The leverage and transparency of the asset management industry is “far more opaque,” says the report. There is no way to truly figure out the leverage that this industry has, or so there can’t be any prediction of the timing of a financial crisis through that leverage. The report references an article from the 2015 Bank of International Settlement (BIS) report entitled “Leverage on the buy side.”
In the report, the writers point out how substantial of a role that leverage played in the global financial crisis 11 years ago. However, to remedy these problems, the BIS report discusses how asset managers “have quickly increased their footprint in global financing, helped by the sharp retrenchment of banks nursing their balance sheets back to health. Balance sheet information for investment funds is much less readily available than for highly regulated banks.” The report continues, pointing out that the varying leverage for the “buy side” (asset managers) is substantial, though it “seems to vary considerably depending on the type of fund.”
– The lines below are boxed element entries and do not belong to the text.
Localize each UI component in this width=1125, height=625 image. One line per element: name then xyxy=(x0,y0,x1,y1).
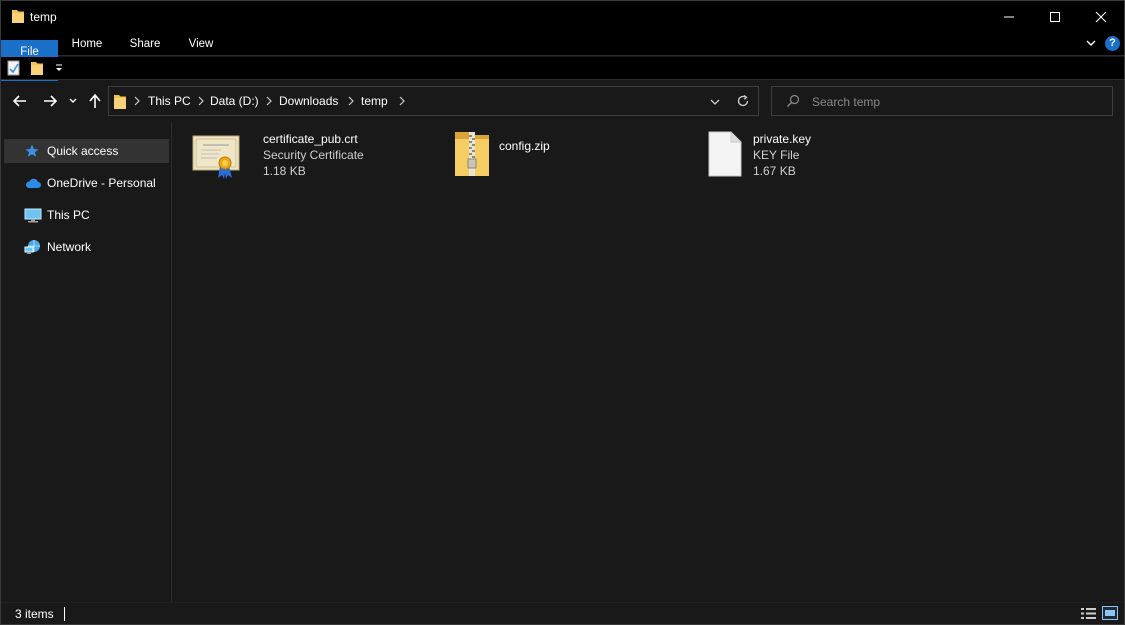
minimize-button[interactable] xyxy=(986,1,1032,32)
computer-icon xyxy=(24,207,42,226)
title-bar: temp xyxy=(1,1,1124,32)
file-item[interactable]: certificate_pub.crt Security Certificate… xyxy=(191,130,431,184)
tab-home[interactable]: Home xyxy=(63,32,111,56)
file-name: private.key xyxy=(753,132,812,146)
back-button[interactable] xyxy=(10,91,30,111)
file-item[interactable]: private.key KEY File 1.67 KB xyxy=(707,130,947,184)
large-icons-view-icon[interactable] xyxy=(1102,606,1118,623)
status-divider xyxy=(64,607,65,621)
sidebar-item-label: Network xyxy=(47,240,92,254)
arrow-up-icon xyxy=(89,93,101,108)
refresh-icon[interactable] xyxy=(736,94,750,111)
chevron-right-icon[interactable] xyxy=(398,95,406,110)
search-icon xyxy=(786,94,800,111)
status-bar: 3 items xyxy=(1,602,1124,624)
forward-button[interactable] xyxy=(40,91,60,111)
recent-locations-button[interactable] xyxy=(65,91,81,111)
file-type: Security Certificate xyxy=(263,148,364,162)
help-icon[interactable]: ? xyxy=(1105,36,1120,51)
sidebar-item-this-pc[interactable]: This PC xyxy=(4,203,169,227)
tab-view[interactable]: View xyxy=(181,32,221,56)
item-count: 3 items xyxy=(15,607,54,621)
chevron-right-icon[interactable] xyxy=(197,95,205,110)
folder-icon xyxy=(113,92,127,113)
file-item[interactable]: config.zip xyxy=(453,130,673,184)
network-icon xyxy=(24,239,42,258)
tab-share[interactable]: Share xyxy=(121,32,169,56)
sidebar-item-label: Quick access xyxy=(47,144,119,158)
maximize-icon xyxy=(1050,11,1060,22)
file-type: KEY File xyxy=(753,148,800,162)
file-list: certificate_pub.crt Security Certificate… xyxy=(173,122,1124,602)
chevron-right-icon[interactable] xyxy=(265,95,273,110)
minimize-icon xyxy=(1004,16,1014,17)
blank-file-icon xyxy=(707,130,759,184)
arrow-right-icon xyxy=(44,95,58,107)
explorer-window: temp File Home Share View ? This PC Data… xyxy=(0,0,1125,625)
navigation-bar: This PC Data (D:) Downloads temp Search … xyxy=(1,81,1124,121)
star-icon xyxy=(24,143,40,162)
close-button[interactable] xyxy=(1078,1,1124,32)
address-dropdown-icon[interactable] xyxy=(709,96,721,110)
file-size: 1.67 KB xyxy=(753,164,796,178)
folder-icon xyxy=(11,8,25,27)
sidebar-item-network[interactable]: Network xyxy=(4,235,169,259)
address-bar[interactable]: This PC Data (D:) Downloads temp xyxy=(108,86,759,116)
chevron-down-icon xyxy=(69,98,77,103)
maximize-button[interactable] xyxy=(1032,1,1078,32)
chevron-right-icon[interactable] xyxy=(347,95,355,110)
details-view-icon[interactable] xyxy=(1081,607,1096,623)
chevron-right-icon[interactable] xyxy=(133,95,141,110)
ribbon-tabs: File Home Share View ? xyxy=(1,32,1124,94)
new-folder-icon[interactable] xyxy=(30,60,44,79)
breadcrumb-this-pc[interactable]: This PC xyxy=(148,94,191,108)
sidebar-item-label: OneDrive - Personal xyxy=(47,176,156,190)
sidebar-item-label: This PC xyxy=(47,208,90,222)
close-icon xyxy=(1095,11,1107,22)
breadcrumb-data-drive[interactable]: Data (D:) xyxy=(210,94,259,108)
certificate-icon xyxy=(191,130,243,184)
zip-folder-icon xyxy=(453,130,505,184)
expand-ribbon-chevron-icon[interactable] xyxy=(1085,37,1097,52)
file-size: 1.18 KB xyxy=(263,164,306,178)
breadcrumb-downloads[interactable]: Downloads xyxy=(279,94,338,108)
quick-access-toolbar xyxy=(1,57,1124,80)
window-title: temp xyxy=(30,10,57,24)
file-name: config.zip xyxy=(499,139,550,153)
search-placeholder: Search temp xyxy=(812,95,881,109)
sidebar-item-onedrive[interactable]: OneDrive - Personal xyxy=(4,171,169,195)
customize-toolbar-icon[interactable] xyxy=(54,62,64,76)
navigation-pane: Quick access OneDrive - Personal This PC… xyxy=(1,122,172,602)
search-box[interactable]: Search temp xyxy=(771,86,1113,116)
breadcrumb-temp[interactable]: temp xyxy=(361,94,388,108)
arrow-left-icon xyxy=(12,95,26,107)
up-button[interactable] xyxy=(85,91,105,111)
file-name: certificate_pub.crt xyxy=(263,132,358,146)
sidebar-item-quick-access[interactable]: Quick access xyxy=(4,139,169,163)
cloud-icon xyxy=(24,175,42,194)
properties-icon[interactable] xyxy=(7,60,21,79)
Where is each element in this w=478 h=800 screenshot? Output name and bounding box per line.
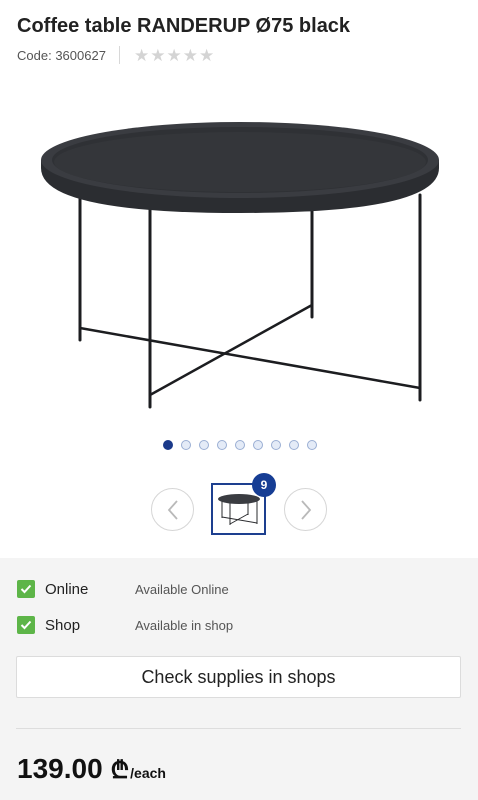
gallery-dot[interactable] bbox=[289, 440, 299, 450]
product-image[interactable] bbox=[20, 95, 460, 425]
availability-online-row: Online Available Online bbox=[17, 579, 229, 599]
gallery-dot[interactable] bbox=[163, 440, 173, 450]
coffee-table-image bbox=[41, 122, 439, 409]
availability-shop-row: Shop Available in shop bbox=[17, 615, 233, 635]
star-icon[interactable]: ★ bbox=[150, 47, 165, 64]
availability-label: Shop bbox=[45, 617, 81, 634]
price-amount: 139.00 bbox=[17, 753, 103, 784]
star-icon[interactable]: ★ bbox=[199, 47, 214, 64]
gallery-dot[interactable] bbox=[235, 440, 245, 450]
product-code: Code: 3600627 bbox=[17, 48, 106, 63]
thumbnail-table-image bbox=[217, 494, 260, 525]
gallery-dot[interactable] bbox=[217, 440, 227, 450]
gallery-dot[interactable] bbox=[307, 440, 317, 450]
gallery-dots bbox=[0, 440, 478, 450]
divider bbox=[16, 728, 461, 729]
price-unit: /each bbox=[130, 765, 166, 781]
product-title: Coffee table RANDERUP Ø75 black bbox=[17, 15, 351, 37]
gallery-next-button[interactable] bbox=[284, 488, 327, 531]
chevron-left-icon bbox=[167, 499, 178, 520]
star-icon[interactable]: ★ bbox=[183, 47, 198, 64]
price: 139.00 ₾ /each bbox=[17, 753, 166, 786]
star-icon[interactable]: ★ bbox=[166, 47, 181, 64]
availability-status: Available Online bbox=[135, 582, 229, 597]
gallery-dot[interactable] bbox=[199, 440, 209, 450]
meta-divider bbox=[118, 46, 120, 64]
gallery-dot[interactable] bbox=[271, 440, 281, 450]
checkmark-icon bbox=[17, 616, 35, 634]
rating-stars[interactable]: ★ ★ ★ ★ ★ bbox=[134, 47, 214, 64]
product-code-label: Code: bbox=[17, 47, 52, 63]
availability-status: Available in shop bbox=[135, 618, 234, 633]
availability-label: Online bbox=[45, 581, 89, 598]
currency-symbol: ₾ bbox=[110, 757, 130, 784]
availability-panel: Online Available Online Shop Available i… bbox=[0, 558, 478, 800]
gallery-dot[interactable] bbox=[253, 440, 263, 450]
product-meta: Code: 3600627 ★ ★ ★ ★ ★ bbox=[17, 45, 214, 65]
gallery-dot[interactable] bbox=[181, 440, 191, 450]
product-code-value: 3600627 bbox=[55, 47, 106, 63]
check-supplies-button[interactable]: Check supplies in shops bbox=[16, 656, 461, 698]
image-count-badge: 9 bbox=[252, 473, 276, 497]
chevron-right-icon bbox=[300, 499, 311, 520]
checkmark-icon bbox=[17, 580, 35, 598]
gallery-prev-button[interactable] bbox=[151, 488, 194, 531]
star-icon[interactable]: ★ bbox=[134, 47, 149, 64]
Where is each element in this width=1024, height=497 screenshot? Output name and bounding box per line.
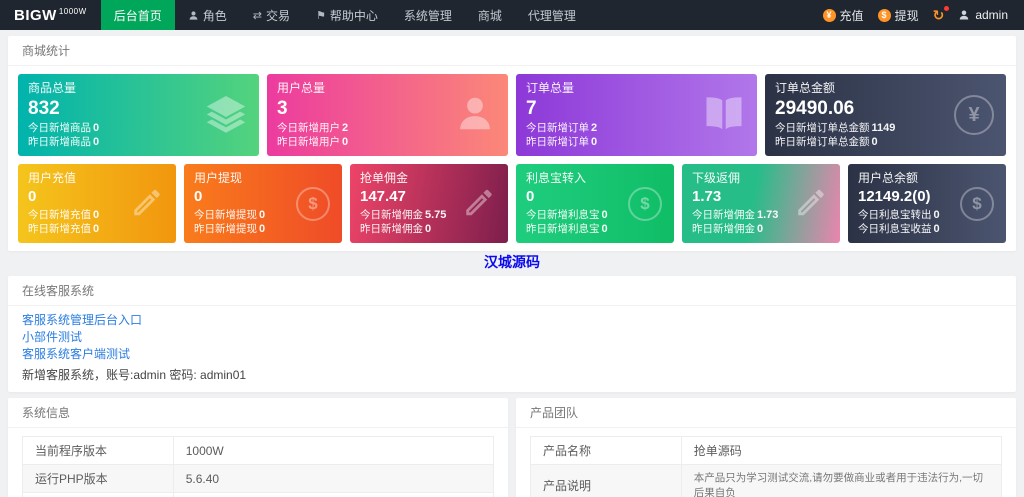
nav-item-label: 系统管理 — [404, 7, 452, 24]
table-row: ThinkPHP版本5.1.38 LTS — [23, 493, 494, 497]
brand-version: 1000W — [59, 7, 87, 16]
refresh-icon: ↻ — [933, 7, 945, 23]
product-team-title: 产品团队 — [516, 398, 1016, 428]
big-stats-row: 商品总量 832 今日新增商品0 昨日新增商品0 用户总量 3 今日新增用户2 … — [18, 74, 1006, 156]
stat-card-products: 商品总量 832 今日新增商品0 昨日新增商品0 — [18, 74, 259, 156]
stat-title: 利息宝转入 — [526, 171, 664, 186]
widget-test-link[interactable]: 小部件测试 — [22, 329, 1002, 346]
nav-item-label: 角色 — [203, 7, 227, 24]
nav-item-label: 交易 — [266, 7, 290, 24]
service-client-test-link[interactable]: 客服系统客户端测试 — [22, 346, 1002, 363]
nav-item-help[interactable]: ⚑ 帮助中心 — [303, 0, 391, 30]
stat-title: 下级返佣 — [692, 171, 830, 186]
product-team-table: 产品名称抢单源码 产品说明本产品只为学习测试交流,请勿要做商业或者用于违法行为,… — [530, 436, 1002, 497]
product-team-panel: 产品团队 产品名称抢单源码 产品说明本产品只为学习测试交流,请勿要做商业或者用于… — [516, 398, 1016, 497]
stat-title: 订单总金额 — [775, 81, 996, 96]
edit-icon — [130, 185, 164, 222]
table-row: 产品说明本产品只为学习测试交流,请勿要做商业或者用于违法行为,一切后果自负 — [531, 465, 1002, 497]
nav-item-label: 商城 — [478, 7, 502, 24]
user-icon — [958, 9, 970, 21]
recharge-link[interactable]: ¥ 充值 — [823, 7, 864, 24]
table-row: 产品名称抢单源码 — [531, 437, 1002, 465]
table-row: 当前程序版本1000W — [23, 437, 494, 465]
dollar-circle-icon: $ — [296, 187, 330, 221]
stat-title: 用户充值 — [28, 171, 166, 186]
withdraw-link[interactable]: $ 提现 — [878, 7, 919, 24]
withdraw-label: 提现 — [895, 7, 919, 24]
nav-item-home[interactable]: 后台首页 — [101, 0, 175, 30]
stat-card-total-balance: 用户总余额 12149.2(0) 今日利息宝转出0 今日利息宝收益0 $ — [848, 164, 1006, 243]
nav-item-trade[interactable]: ⇄ 交易 — [240, 0, 303, 30]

The traditional financial system obviously finds more necessity in banks, rather than asset managers. Even with new pressure from the economy, both retail and corporate deposits should not have to worry, which will hopefully mean a less significant crisis than what the public experienced last time. The report adds, “However, critically, the potential for government intervention to mitigate the impacts of the crisis may be more limited than in 2008.”
Finally, in the last paragraph of the report, BitMEX returns to the original question – when will this crisis happen? As if there could be any other answer, they “obviously do not know.” They comment that all of the charts included in their report shows that there are problems, but there’s no indication that a crisis is imminent or years from now. Profiting from these events is even more difficult.
The company concludes, “Maybe one could construct a portfolio of VIX calls, long dated corporate bond ETF puts, index-linked government bonds, hedge funds specializing in volatility, gold and maybe to a lesser extent, even Bitcoin. Again, although one cannot know when these events will occur, perhaps now is a time to adjust one’s investment portfolio.”